Больше они ничего не могут сделать, им остается только рассылать письма политическим деятелям и поддерживать частные контакты с судоходными компаниями. Но хотя все уже поверили, что я давным-давно погиб, мои родители решили продолжать поиски, и, только если я не вернусь через полгода, они будут считать, что все кончено. Брат Эд готовится к возвращению домой, на Гавайи. Всем нам остается только ждать.
Наконец, 20 апреля, береговая охрана соглашается возобновить еще на одну неделю передачу извещения о том, что «Соло» запаздывает с прибытием.
В ПОСЛЕДНИЕ ДНИ ВРЕМЯ ТЯНУЛОСЬ ДЛЯ меня ужасно медленно, я все больше впадаю в уныние и депрессию. По моим расчетам, я уже давно должен быть на островах. Неужели мы их незаметно миновали? Не может быть! Они располагаются слишком тесной цепочкой. Хотя бы один из них я должен был заметить. И птицы по-прежнему прилетают с запада. Когда мне следует включить радиомаяк в последний раз? Конечно, радиус действия у него теперь невелик, но при том оживленном движении, которое царит на воздушных трассах в районе Карибского моря в дневное время, меня непременно должны услышать. Но надо еще подождать, пока не покажется земля или пока меня не покинут последние силы.
Я начинаю во всем сомневаться — в своих координатах, чувствах, самом своем существовании. Может быть, я — Прометей и надо мной тяготеет проклятие: каждый день у меня вырывают печень и каждую ночь она вырастает заново. А может, я Летучий голландец, обреченный вечно скитаться по морям и нигде не находить пристанища, моя судьба — заживо гнить вместе с моим кораблем. И я все глубже погружаюсь в пучину беспредельного ужаса. Глупо даже думать о том, что я стану делать, когда все это кончится. Это никогда не кончится. Это хуже смерти. Если бы мне нужно было отыскать в своем воображении самые ужасные видения, чтобы нарисовать картину ада, я выбрал бы то, что пережил в эти дни.

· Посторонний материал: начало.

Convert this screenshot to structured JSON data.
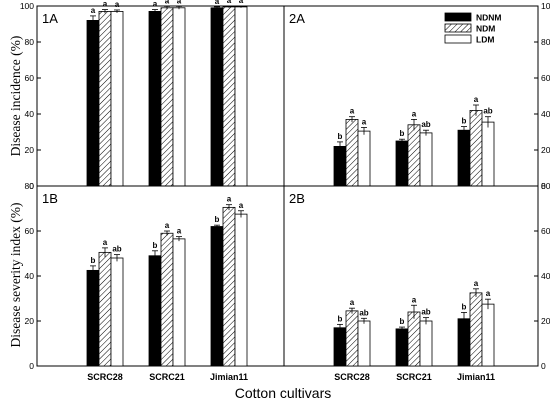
{
  "figure": {
    "ylabel_top": "Disease incidence (%)",
    "ylabel_bottom": "Disease severity index (%)",
    "xlabel": "Cotton cultivars"
  },
  "colors": {
    "NDNM": "#000000",
    "NDM": "hatched",
    "LDM": "#ffffff"
  },
  "legend": [
    "NDNM",
    "NDM",
    "LDM"
  ],
  "chart_data": [
    {
      "type": "bar",
      "panel": "1A",
      "categories": [
        "SCRC28",
        "SCRC21",
        "Jimian11"
      ],
      "series": [
        {
          "name": "NDNM",
          "values": [
            92,
            97,
            99
          ],
          "errors": [
            2.5,
            1,
            0.5
          ],
          "sig": [
            "a",
            "a",
            "a"
          ]
        },
        {
          "name": "NDM",
          "values": [
            97,
            99,
            99.5
          ],
          "errors": [
            1,
            0.8,
            0.5
          ],
          "sig": [
            "a",
            "a",
            "a"
          ]
        },
        {
          "name": "LDM",
          "values": [
            97,
            99,
            99.5
          ],
          "errors": [
            0.8,
            0.8,
            0.5
          ],
          "sig": [
            "a",
            "a",
            "a"
          ]
        }
      ],
      "ylim": [
        0,
        100
      ],
      "yticks": [
        0,
        20,
        40,
        60,
        80,
        100
      ],
      "axis_side": "left",
      "legend_position": "none"
    },
    {
      "type": "bar",
      "panel": "2A",
      "categories": [
        "SCRC28",
        "SCRC21",
        "Jimian11"
      ],
      "series": [
        {
          "name": "NDNM",
          "values": [
            22,
            25,
            31
          ],
          "errors": [
            2.5,
            1,
            2
          ],
          "sig": [
            "b",
            "b",
            "b"
          ]
        },
        {
          "name": "NDM",
          "values": [
            37,
            34,
            42
          ],
          "errors": [
            1.5,
            3,
            3
          ],
          "sig": [
            "a",
            "a",
            "a"
          ]
        },
        {
          "name": "LDM",
          "values": [
            30.5,
            29.5,
            35.5
          ],
          "errors": [
            2,
            1.5,
            3
          ],
          "sig": [
            "a",
            "ab",
            "ab"
          ]
        }
      ],
      "ylim": [
        0,
        100
      ],
      "yticks": [
        0,
        20,
        40,
        60,
        80,
        100
      ],
      "axis_side": "right",
      "legend_position": "top-right"
    },
    {
      "type": "bar",
      "panel": "1B",
      "categories": [
        "SCRC28",
        "SCRC21",
        "Jimian11"
      ],
      "series": [
        {
          "name": "NDNM",
          "values": [
            42.5,
            49,
            62
          ],
          "errors": [
            2,
            2.2,
            0.6
          ],
          "sig": [
            "b",
            "b",
            "b"
          ]
        },
        {
          "name": "NDM",
          "values": [
            50.5,
            59,
            70.5
          ],
          "errors": [
            2,
            1,
            1.2
          ],
          "sig": [
            "a",
            "a",
            "a"
          ]
        },
        {
          "name": "LDM",
          "values": [
            48,
            56.5,
            67.5
          ],
          "errors": [
            1.5,
            1,
            1.5
          ],
          "sig": [
            "ab",
            "a",
            "a"
          ]
        }
      ],
      "ylim": [
        0,
        80
      ],
      "yticks": [
        0,
        20,
        40,
        60,
        80
      ],
      "axis_side": "left",
      "legend_position": "none"
    },
    {
      "type": "bar",
      "panel": "2B",
      "categories": [
        "SCRC28",
        "SCRC21",
        "Jimian11"
      ],
      "series": [
        {
          "name": "NDNM",
          "values": [
            17,
            16.5,
            21
          ],
          "errors": [
            1.5,
            0.8,
            2.8
          ],
          "sig": [
            "b",
            "b",
            "b"
          ]
        },
        {
          "name": "NDM",
          "values": [
            24.5,
            24,
            32.5
          ],
          "errors": [
            1.2,
            3,
            1.8
          ],
          "sig": [
            "a",
            "a",
            "a"
          ]
        },
        {
          "name": "LDM",
          "values": [
            20,
            20,
            27.5
          ],
          "errors": [
            1.2,
            1.5,
            2.2
          ],
          "sig": [
            "ab",
            "ab",
            "a"
          ]
        }
      ],
      "ylim": [
        0,
        80
      ],
      "yticks": [
        0,
        20,
        40,
        60,
        80
      ],
      "axis_side": "right",
      "legend_position": "none"
    }
  ]
}
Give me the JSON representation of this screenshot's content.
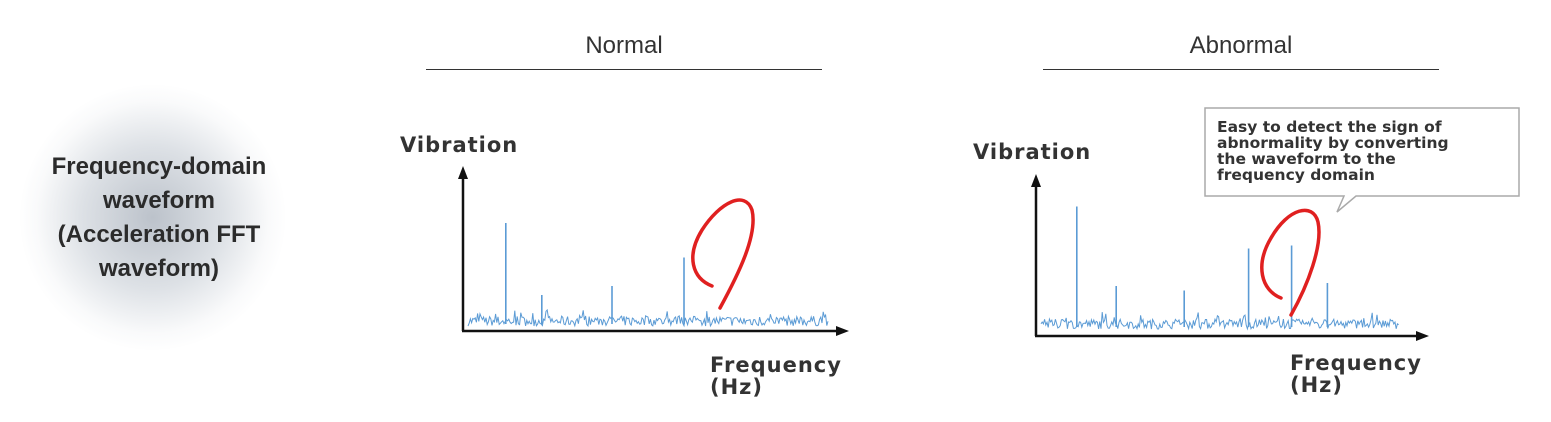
{
  "row_label": {
    "lines": [
      "Frequency-domain",
      "waveform",
      "(Acceleration FFT",
      "waveform)"
    ]
  },
  "columns": [
    {
      "title": "Normal"
    },
    {
      "title": "Abnormal"
    }
  ],
  "chart_data": [
    {
      "type": "line",
      "panel": "Normal",
      "ylabel": "Vibration",
      "xlabel_lines": [
        "Frequency",
        "(Hz)"
      ],
      "x_range": [
        0,
        1
      ],
      "y_range": [
        0,
        1
      ],
      "noise_floor": 0.12,
      "series": [
        {
          "color": "#5b9bd5",
          "x": [
            0.105,
            0.205,
            0.4,
            0.6
          ],
          "values": [
            0.7,
            0.22,
            0.28,
            0.47
          ]
        }
      ],
      "annotations": [
        {
          "type": "hand-drawn-loop",
          "color": "#e02020",
          "x": 0.7,
          "y": 0.6
        }
      ]
    },
    {
      "type": "line",
      "panel": "Abnormal",
      "ylabel": "Vibration",
      "xlabel_lines": [
        "Frequency",
        "(Hz)"
      ],
      "x_range": [
        0,
        1
      ],
      "y_range": [
        0,
        1
      ],
      "noise_floor": 0.12,
      "series": [
        {
          "color": "#5b9bd5",
          "x": [
            0.1,
            0.21,
            0.4,
            0.58,
            0.7,
            0.8
          ],
          "values": [
            0.83,
            0.3,
            0.27,
            0.55,
            0.57,
            0.32
          ]
        }
      ],
      "annotations": [
        {
          "type": "hand-drawn-loop",
          "color": "#e02020",
          "x": 0.7,
          "y": 0.6
        },
        {
          "type": "callout",
          "lines": [
            "Easy to detect the sign of",
            "abnormality by converting",
            "the waveform to the",
            "frequency domain"
          ]
        }
      ]
    }
  ],
  "colors": {
    "signal": "#5b9bd5",
    "marker": "#e02020",
    "axis": "#111111"
  }
}
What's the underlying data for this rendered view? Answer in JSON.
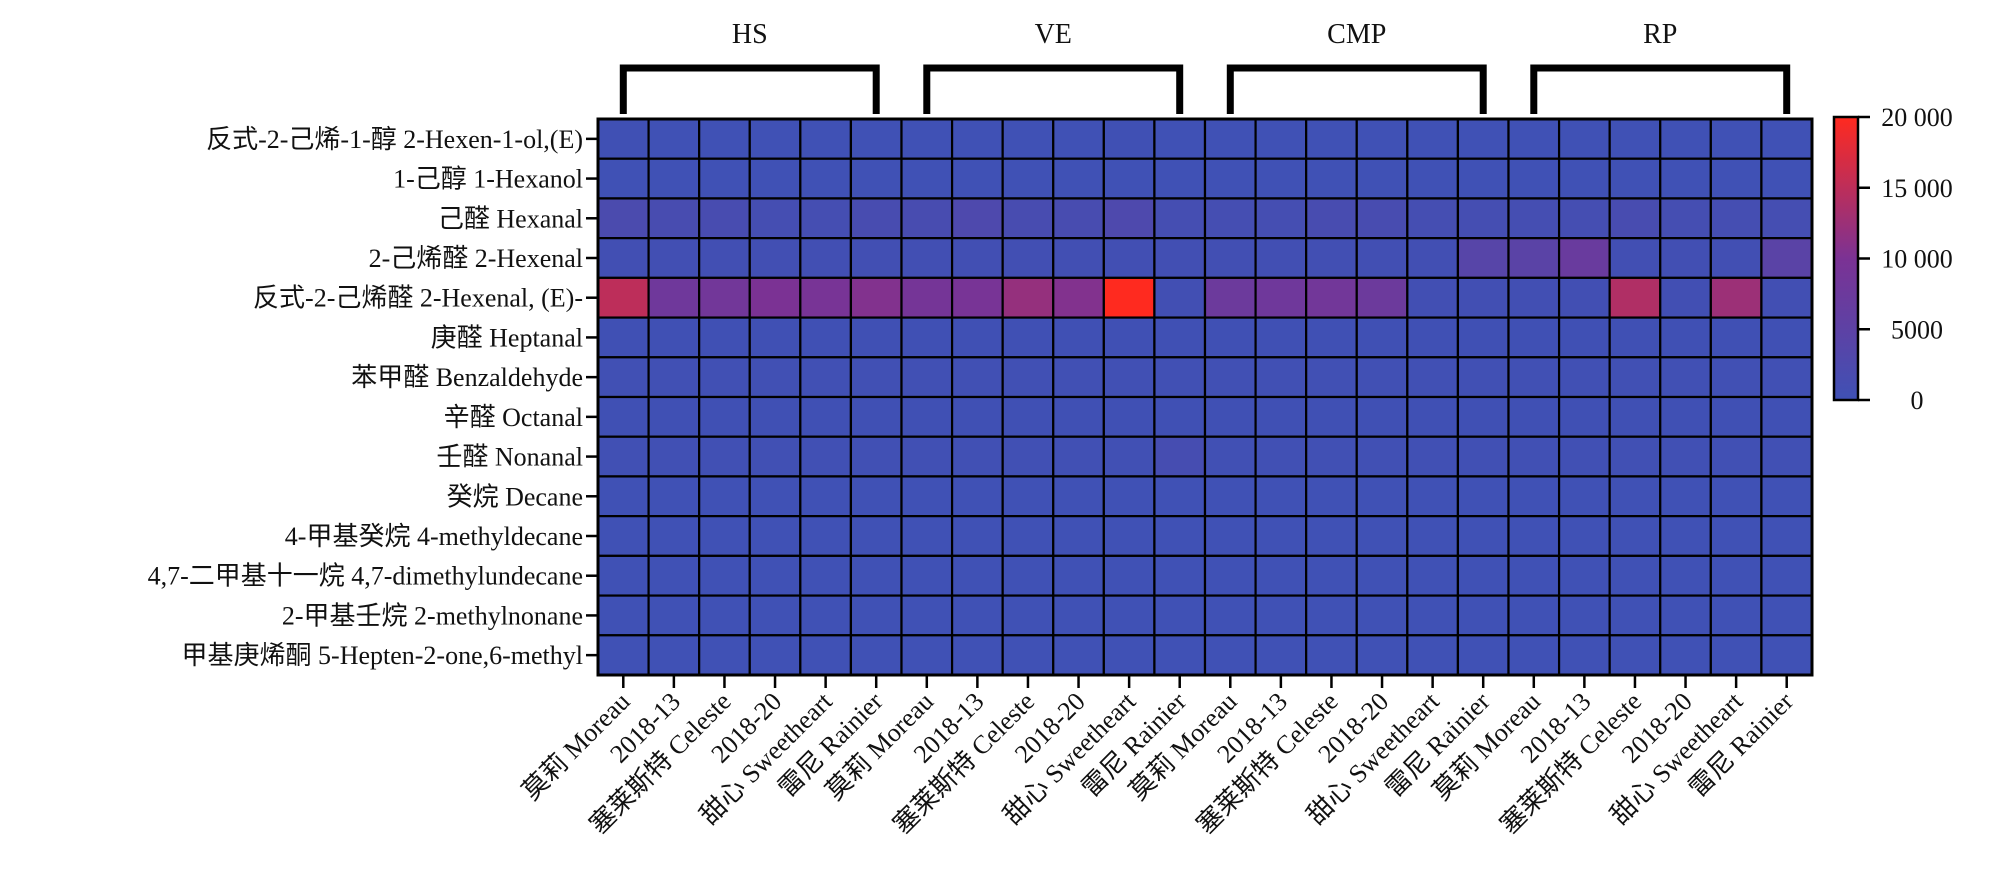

Бесповоротно сник последний мой солнечный опреснитель, в точности так же, как и предыдущий. Его матерчатое донце прогнило и оторвалось. У меня есть сейчас полный запас воды, но он очень быстро кончится. Единственным источником воды для меня будет дождь.
ВСЕ НОВЫЕ И НОВЫЕ ПРИМЕТЫ БЛИЗКОЙ ЗЕМЛИ встречаются на моем пути. Исчезли тигровые дорады. Два дня «Резиновую уточку» сопровождала одна пестренькая, в коричневых тонах, рыба весом футов пять — десять. Я хотел ее загарпунить, но подвело нетерпение. Я поспешил и только два раза ранил ее. Спугнутая рыба уплыла. В небе летает все больше чернокрылых птиц, а над головой продолжают кружить фрегаты. Мне удается изловить двух белоснежных крачек: они присели ко мне отдохнуть и обрели вечный покой. Я опять видел проходящее судно, но это случилось ночью и оно было слишком далеко от меня. Почему-то все эти перемены нисколько не влияют на мою затяжную депрессию. Я — Летучий голландец. Я и наяву чувствую себя, как во сне. Мне некогда расслабиться, все время надо быть в напряжении. Работай усерднее! Делай больше! Да будет ли этому когда-нибудь конец?
Еще раз принимаю охотничью стойку. Преодолевая боль, сжимаю в руках копье, — несколько унций алюминия и пластика; столовый нож, привязанный вместо наконечника, делает его похожим на орудие пещерного человека, только мое, разумеется, похуже. Сохранять нужную позу я способен теперь не долее одной минуты. Дорады трутся снизу о мои колени, а я переношу свой вес то на левое, то на правое, чтобы привлечь их внимание. Дорады, словно нарочно, подставляют мне бок, а потом резко отваливают влево или вправо или ныряют в глубину. Порой они так близко подплывают к поверхности, что поднимают на воде легкую зыбь. Кажется, что вот-вот какая-нибудь рыба высунет голову и заговорит со мной человеческим голосом, как золотая рыбка из волшебной сказки. Замешкавшись на долю секунды, я вижу только, как расплываются по воде круги, а рыба, едва показавшись, исчезает в темной глубине, только начинающей светлеть под лучами встающего солнца. Но в этот раз удар мой точен: вспыхивает битва и победа опять остается за мною. Судьи — изумрудные старейшины — наблюдают за ходом поединка из-за линии фронта, как многоопытные генералы, которые сами не вступают в схватку.